British Airways, American Airlines and Iberia have offered to give away takeoff and landing slots at London and New York airports to soothe European Union antitrust worries, EU regulators said Wednesday.
The European Commission said it would ask other airlines whether freeing up slots at London Heathrow, London Gatwick and New York's John F. Kennedy airports would be enough to create more competition and entice rivals to start new routes from those airports to New York, Boston, Dallas and Miami.
EU spokeswoman Amelia Torres said the offer could see rivals start two extra daily flights each from London to New York and from London to Boston and one more daily service from London to Dallas and from London to Miami.

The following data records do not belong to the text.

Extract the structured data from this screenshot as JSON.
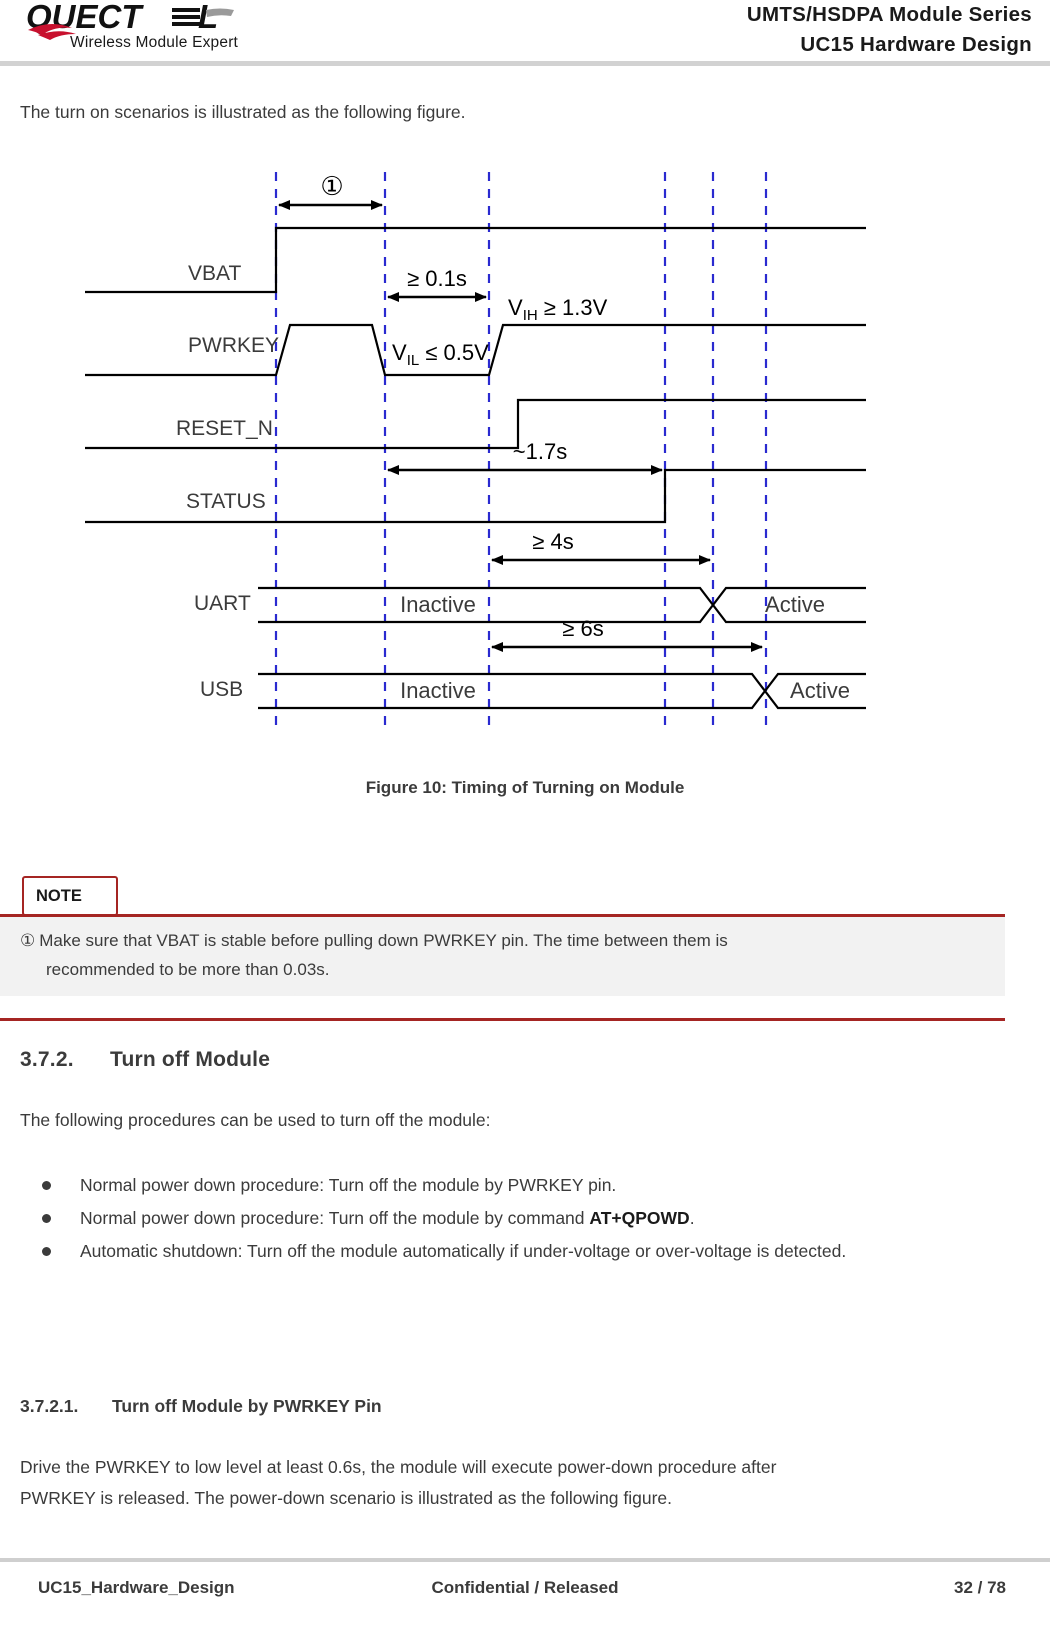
{
  "header": {
    "logo_text": "QUECTEL",
    "logo_tagline": "Wireless Module Expert",
    "title_line1": "UMTS/HSDPA  Module  Series",
    "title_line2": "UC15  Hardware  Design"
  },
  "intro_paragraph": "The turn on scenarios is illustrated as the following figure.",
  "figure": {
    "caption": "Figure 10: Timing of Turning on Module",
    "signals": [
      {
        "name": "VBAT"
      },
      {
        "name": "PWRKEY"
      },
      {
        "name": "RESET_N"
      },
      {
        "name": "STATUS"
      },
      {
        "name": "UART"
      },
      {
        "name": "USB"
      }
    ],
    "annotations": {
      "marker_one": "①",
      "pwrkey_low_time": "≥ 0.1s",
      "vih": "V",
      "vih_sub": "IH",
      "vih_val": " ≥ 1.3V",
      "vil": "V",
      "vil_sub": "IL",
      "vil_val": " ≤ 0.5V",
      "status_time": "~1.7s",
      "uart_time": "≥ 4s",
      "usb_time": "≥ 6s",
      "uart_state_before": "Inactive",
      "uart_state_after": "Active",
      "usb_state_before": "Inactive",
      "usb_state_after": "Active"
    },
    "colors": {
      "dashed_line": "#2a2ad0",
      "waveform": "#000000"
    }
  },
  "note": {
    "label": "NOTE",
    "marker": "①",
    "line1": "Make  sure  that  VBAT  is  stable  before  pulling  down  PWRKEY  pin.  The  time  between  them  is",
    "line2": "recommended to be more than 0.03s.",
    "accent_color": "#a52523"
  },
  "section_turn_off": {
    "number": "3.7.2.",
    "title": "Turn off Module",
    "paragraph": "The following procedures can be used to turn off the module:",
    "bullets": [
      {
        "text_before": "Normal power down procedure: Turn off the module by PWRKEY pin.",
        "bold": "",
        "text_after": ""
      },
      {
        "text_before": "Normal power down procedure: Turn off the module by command ",
        "bold": "AT+QPOWD",
        "text_after": "."
      },
      {
        "text_before": "Automatic shutdown: Turn off the module automatically if under-voltage or over-voltage is detected.",
        "bold": "",
        "text_after": ""
      }
    ]
  },
  "subsection_pwrkey": {
    "number": "3.7.2.1.",
    "title": "Turn off Module by PWRKEY Pin",
    "paragraph_line1": "Drive  the  PWRKEY  to  low  level  at  least  0.6s,  the  module  will  execute  power-down  procedure  after",
    "paragraph_line2": "PWRKEY is released. The power-down scenario is illustrated as the following figure."
  },
  "footer": {
    "document_name": "UC15_Hardware_Design",
    "classification": "Confidential / Released",
    "page": "32 / 78"
  }
}
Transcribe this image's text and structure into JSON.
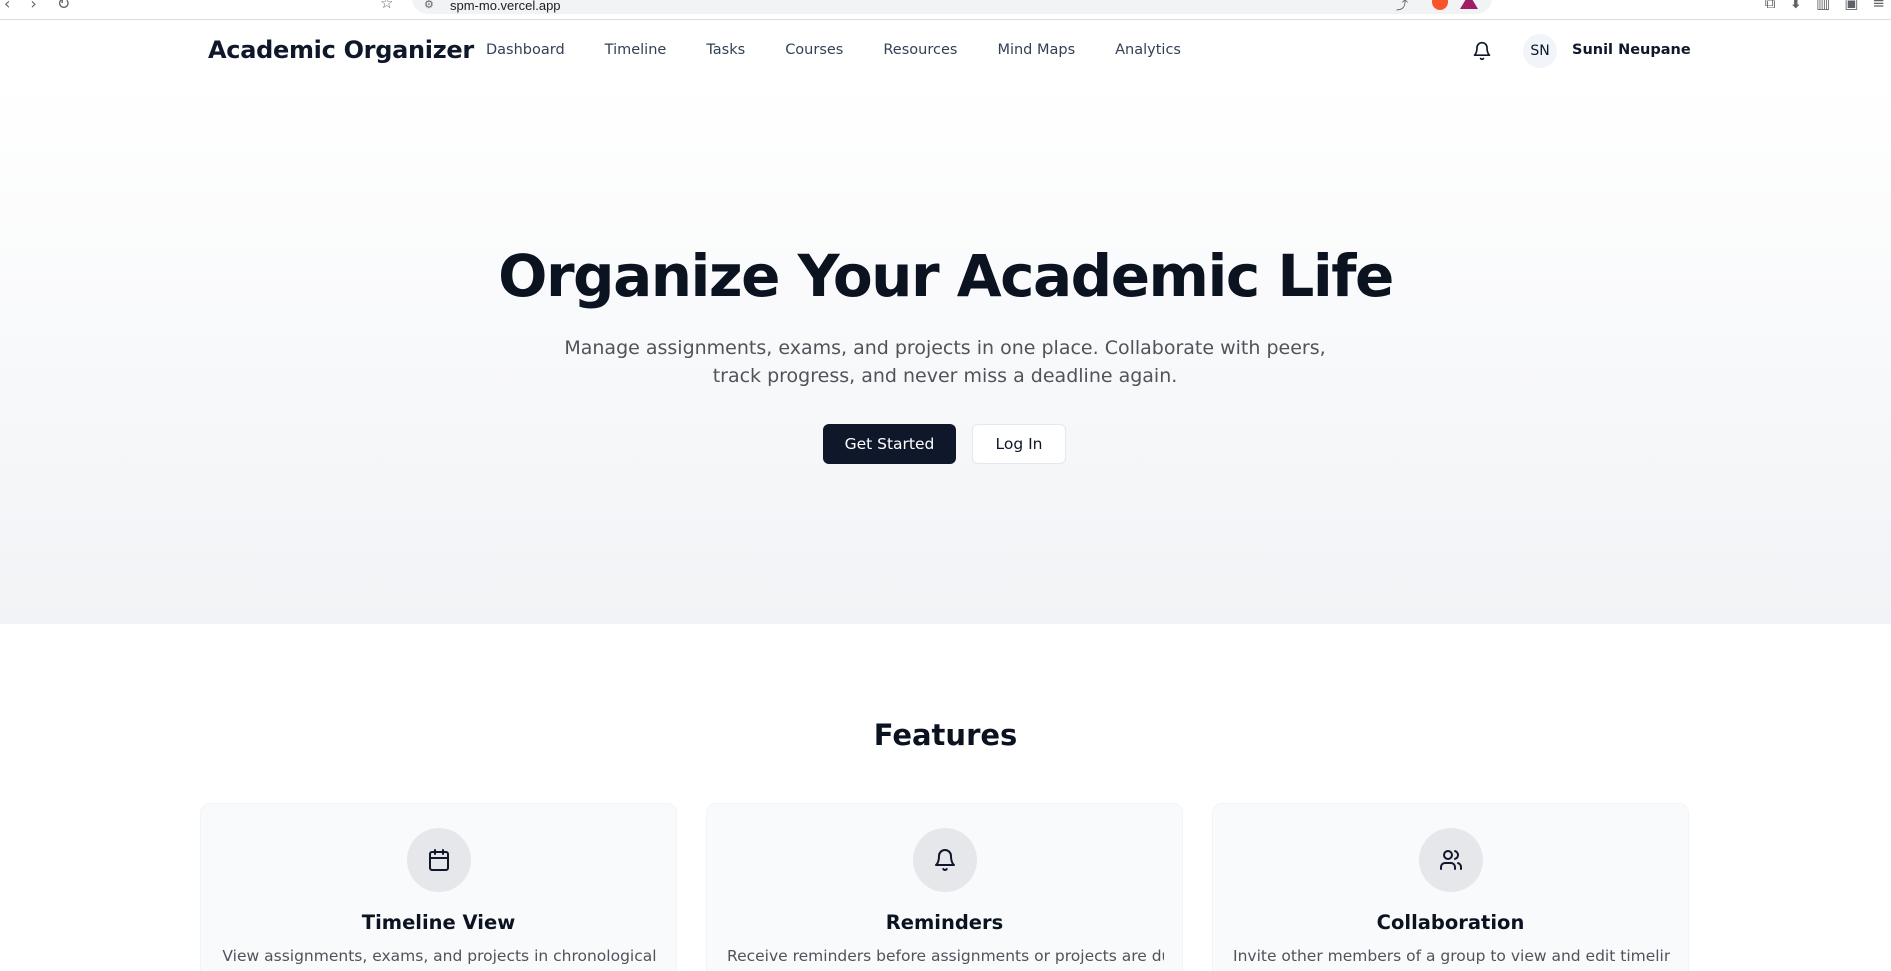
{
  "browser": {
    "url": "spm-mo.vercel.app"
  },
  "header": {
    "brand": "Academic Organizer",
    "nav": [
      "Dashboard",
      "Timeline",
      "Tasks",
      "Courses",
      "Resources",
      "Mind Maps",
      "Analytics"
    ],
    "notification_icon": "bell-icon",
    "user": {
      "initials": "SN",
      "name": "Sunil Neupane"
    }
  },
  "hero": {
    "title": "Organize Your Academic Life",
    "subtitle": "Manage assignments, exams, and projects in one place. Collaborate with peers, track progress, and never miss a deadline again.",
    "primary_button": "Get Started",
    "secondary_button": "Log In"
  },
  "features": {
    "title": "Features",
    "cards": [
      {
        "icon": "calendar-icon",
        "title": "Timeline View",
        "description": "View assignments, exams, and projects in chronological"
      },
      {
        "icon": "bell-icon",
        "title": "Reminders",
        "description": "Receive reminders before assignments or projects are due"
      },
      {
        "icon": "users-icon",
        "title": "Collaboration",
        "description": "Invite other members of a group to view and edit timelines,"
      }
    ]
  },
  "colors": {
    "primary": "#0f172a",
    "muted_text": "#52525b",
    "card_bg": "#f8fafc",
    "icon_circle": "#e5e7eb"
  }
}
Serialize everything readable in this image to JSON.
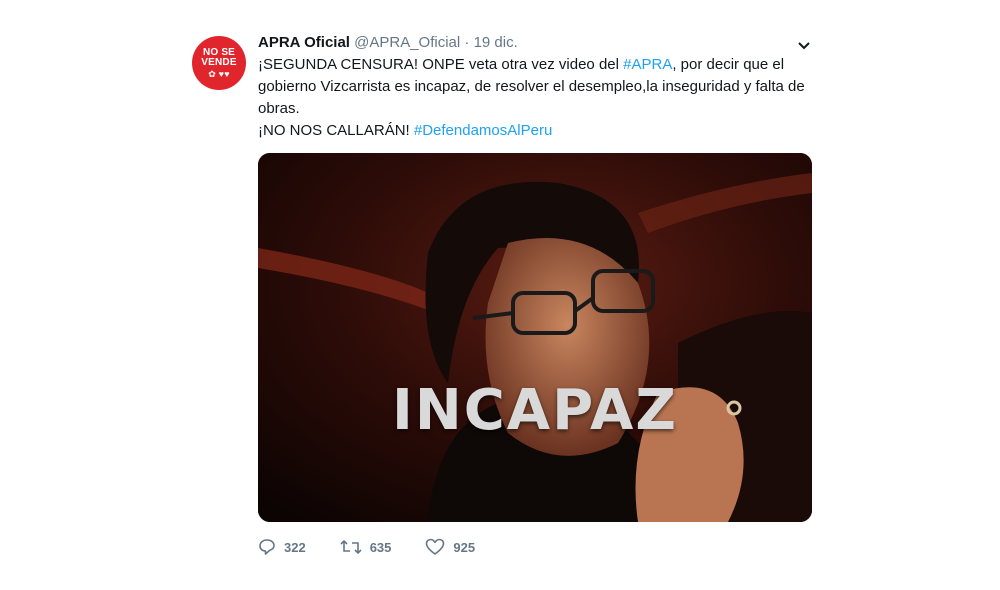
{
  "tweet": {
    "avatar_text_line1": "NO SE",
    "avatar_text_line2": "VENDE",
    "display_name": "APRA Oficial",
    "handle": "@APRA_Oficial",
    "separator": "·",
    "date": "19 dic.",
    "line1_pre": "¡SEGUNDA CENSURA!  ONPE veta otra vez video del ",
    "line1_hashtag": "#APRA",
    "line1_post": ", por decir que el gobierno  Vizcarrista es incapaz, de resolver el desempleo,la inseguridad y falta de obras.",
    "line2_pre": "¡NO NOS CALLARÁN!  ",
    "line2_hashtag": "#DefendamosAlPeru",
    "media_caption": "INCAPAZ",
    "replies": "322",
    "retweets": "635",
    "likes": "925"
  },
  "icons": {
    "menu": "chevron-down-icon",
    "reply": "reply-icon",
    "retweet": "retweet-icon",
    "like": "heart-icon"
  },
  "colors": {
    "avatar_bg": "#e0262c",
    "hashtag": "#1da1f2",
    "meta_text": "#657786"
  }
}
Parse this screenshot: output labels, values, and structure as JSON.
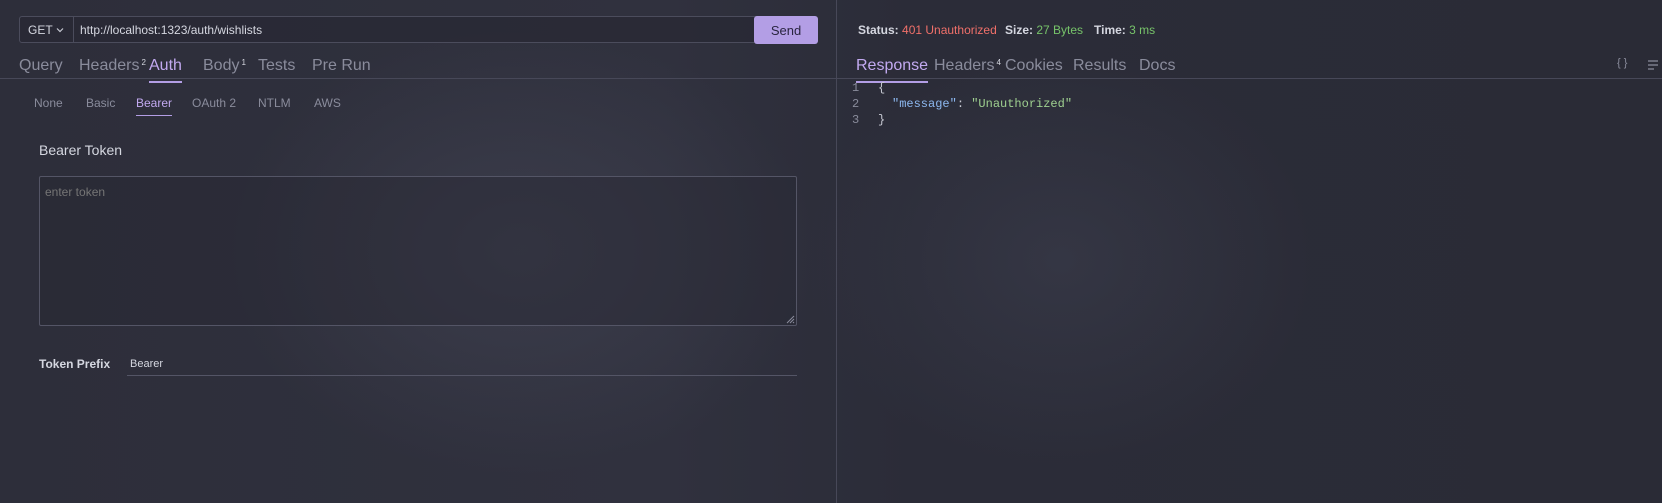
{
  "request": {
    "method": "GET",
    "url": "http://localhost:1323/auth/wishlists",
    "send_label": "Send"
  },
  "request_tabs": [
    {
      "label": "Query",
      "badge": ""
    },
    {
      "label": "Headers",
      "badge": "2"
    },
    {
      "label": "Auth",
      "badge": ""
    },
    {
      "label": "Body",
      "badge": "1"
    },
    {
      "label": "Tests",
      "badge": ""
    },
    {
      "label": "Pre Run",
      "badge": ""
    }
  ],
  "active_request_tab": "Auth",
  "auth_types": [
    "None",
    "Basic",
    "Bearer",
    "OAuth 2",
    "NTLM",
    "AWS"
  ],
  "active_auth_type": "Bearer",
  "bearer": {
    "title": "Bearer Token",
    "token_placeholder": "enter token",
    "prefix_label": "Token Prefix",
    "prefix_value": "Bearer"
  },
  "response_status": {
    "status_label": "Status:",
    "status_value": "401 Unauthorized",
    "size_label": "Size:",
    "size_value": "27 Bytes",
    "time_label": "Time:",
    "time_value": "3 ms"
  },
  "response_tabs": [
    {
      "label": "Response",
      "badge": ""
    },
    {
      "label": "Headers",
      "badge": "4"
    },
    {
      "label": "Cookies",
      "badge": ""
    },
    {
      "label": "Results",
      "badge": ""
    },
    {
      "label": "Docs",
      "badge": ""
    }
  ],
  "active_response_tab": "Response",
  "response_body": {
    "line_numbers": [
      "1",
      "2",
      "3"
    ],
    "open_brace": "{",
    "key": "\"message\"",
    "colon": ": ",
    "value": "\"Unauthorized\"",
    "close_brace": "}"
  },
  "icons": {
    "format": "braces-icon",
    "menu": "wrap-lines-icon"
  },
  "colors": {
    "accent": "#b39ee5",
    "error": "#f0706a",
    "success": "#77c46a",
    "json_key": "#8db8f0",
    "json_string": "#9fd090"
  }
}
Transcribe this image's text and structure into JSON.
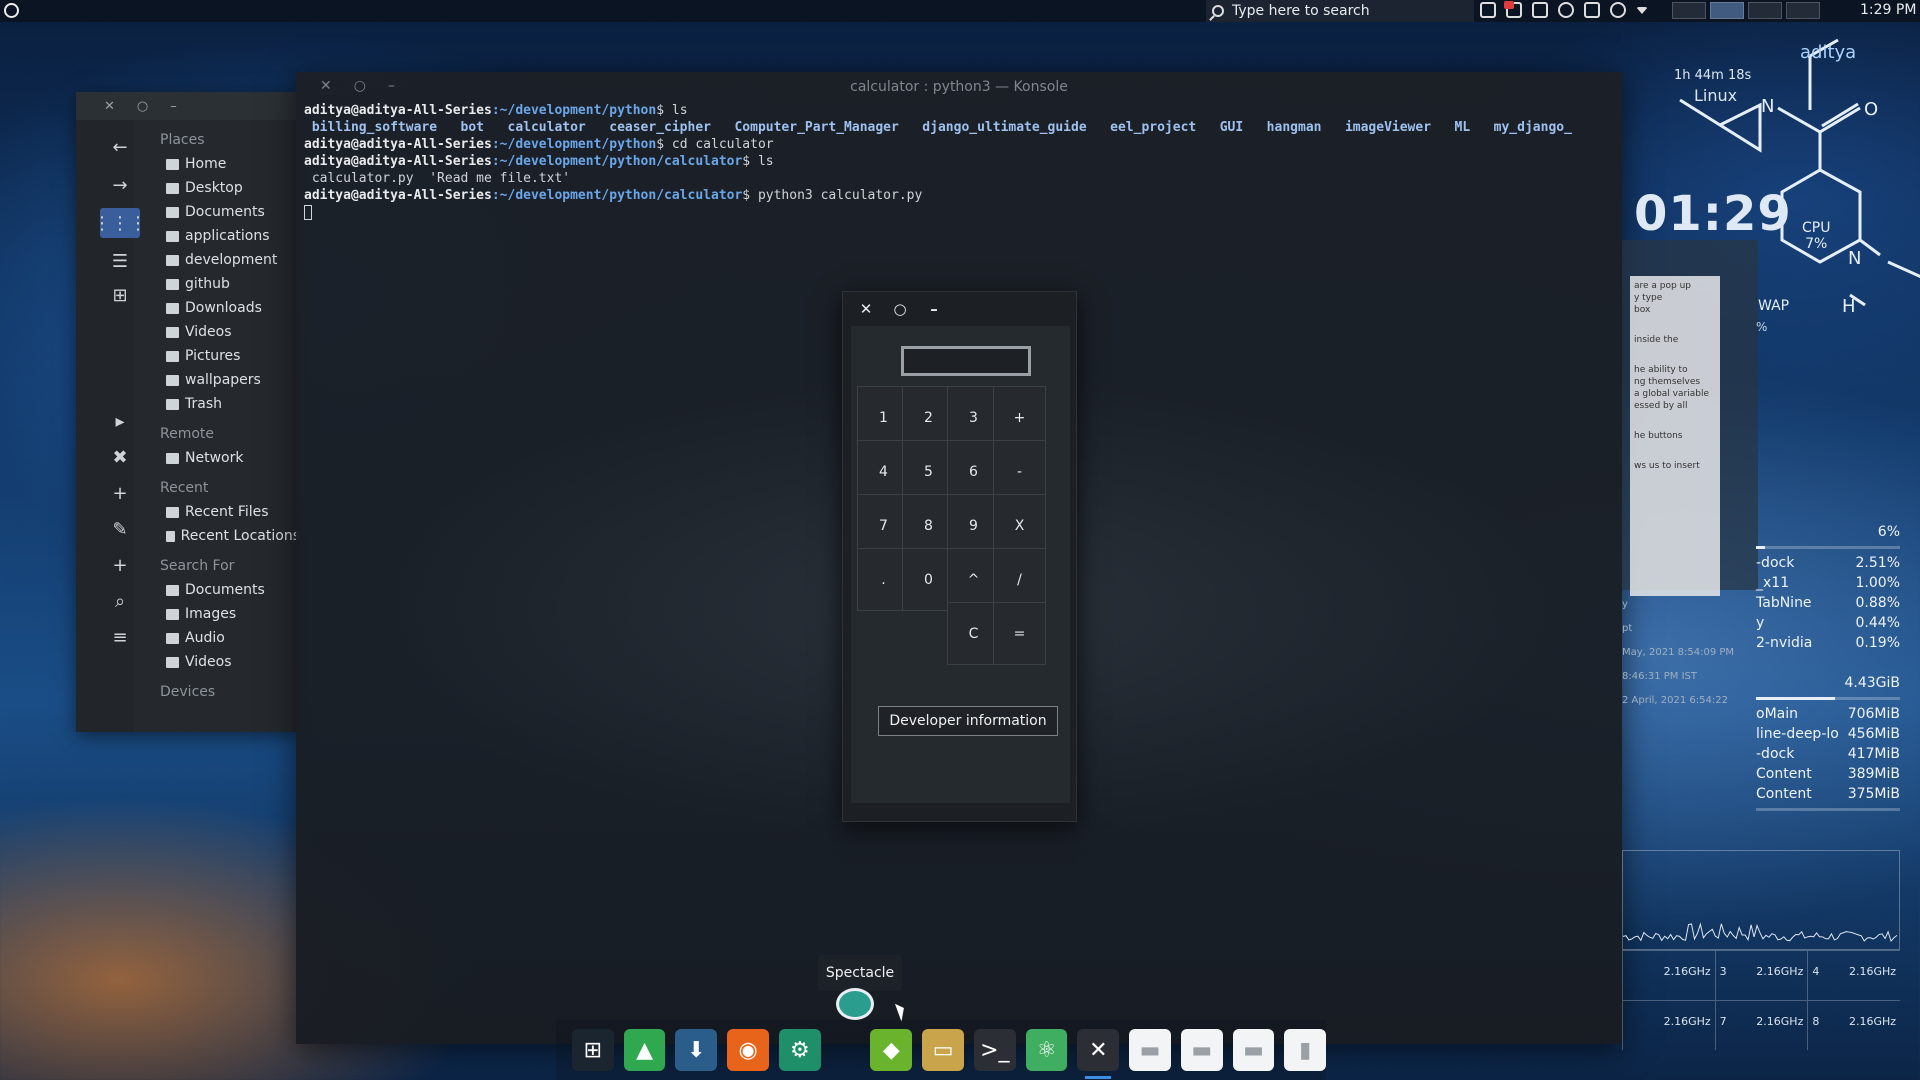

If rivals are supportive, regulators said they would move to make the three airlines' offer legally binding and drop an antitrust case that could have racked up millions of euros (dollars) in fines.
One rival, Virgin Atlantic, said the airlines' offer was "woefully inadequate in counteracting the anticompetitive harm of a combined BA/AA," claiming that it would hurt consumers by raising prices and destroying competition.
The three airlines currently coordinate how they sell and operate flights between the 27-nation EU and the United States. They now want to expand their oneworld alliance to jointly manage schedules, capacity and pricing on flights from Canada, Mexico, Puerto Rico, Norway and Switzerland as well.
That triggered antitrust investigations in the EU and the U.S. as regulators worried that combining the services into new territories would limit competition and hike fares on lucrative trans-Atlantic routes.
BA, American and Iberia claim that the planned new alliance would reduce fares and give passengers more convenient connections and better access to some 500 destinations.
Virgin said BA and American would have a monopoly or be dominant on some of the busiest and most profitable routes between the U.S. and London Heathrow, where they would control 47 percent of slots.